JAKARTA - PT Pertamina Hulu Sanga Sanga (PHSS) membukukan capaian positif dalam uji produksi migas di dua sumur baru, yakni SEM-206 dan SEM-207, pada proyek pengembangan lapangan migas Struktur Semberah, Wilayah Kerja Sanga-Sanga, Kalimantan Timur.
“Selaras dengan visi perusahaan, kami terus berinvestasi dalam kegiatan eksplorasi dan eksploitasi dengan melakukan pengeboran sumur-sumur baru guna menambah cadangan, meningkatkan recovery, menahan laju penurunan produksi alamiah, dan mempertahankan tingkat produksi migas lapangan-lapangan yang sudah mature di wilayah Kalimantan,” ujar General Manager Zona 9 PHSS Dadang Soewargono, Jumat (28/8/2026).

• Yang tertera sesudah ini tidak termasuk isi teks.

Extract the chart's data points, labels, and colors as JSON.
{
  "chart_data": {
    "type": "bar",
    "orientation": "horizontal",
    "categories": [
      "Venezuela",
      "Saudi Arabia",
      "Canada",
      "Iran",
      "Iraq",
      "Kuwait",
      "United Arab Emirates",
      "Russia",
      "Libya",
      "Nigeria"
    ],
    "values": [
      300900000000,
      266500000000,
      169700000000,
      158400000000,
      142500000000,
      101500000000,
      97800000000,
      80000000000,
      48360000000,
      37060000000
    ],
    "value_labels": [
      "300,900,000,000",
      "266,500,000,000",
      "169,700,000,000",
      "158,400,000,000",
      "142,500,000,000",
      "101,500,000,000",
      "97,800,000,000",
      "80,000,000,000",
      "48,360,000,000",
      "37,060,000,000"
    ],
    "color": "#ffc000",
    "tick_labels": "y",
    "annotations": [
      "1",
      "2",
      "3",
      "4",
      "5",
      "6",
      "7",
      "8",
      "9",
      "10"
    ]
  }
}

Sumur SEM-206 menuntaskan babak uji produksi dengan torehan hasil awal dua kali lipat melampaui target, yaitu menyentuh 5,3 juta standar kaki kubik gas per hari (mmscfd) serta 706 barel kondensat per hari (bcpd).
Di sisi lain, Sumur SEM-207 mencatatkan aliran gas mencapai 3,11 mmscfd beserta kondensat 103 bcpd, yang mana angka ini empat kali lipat lebih tinggi dibanding sasaran awal.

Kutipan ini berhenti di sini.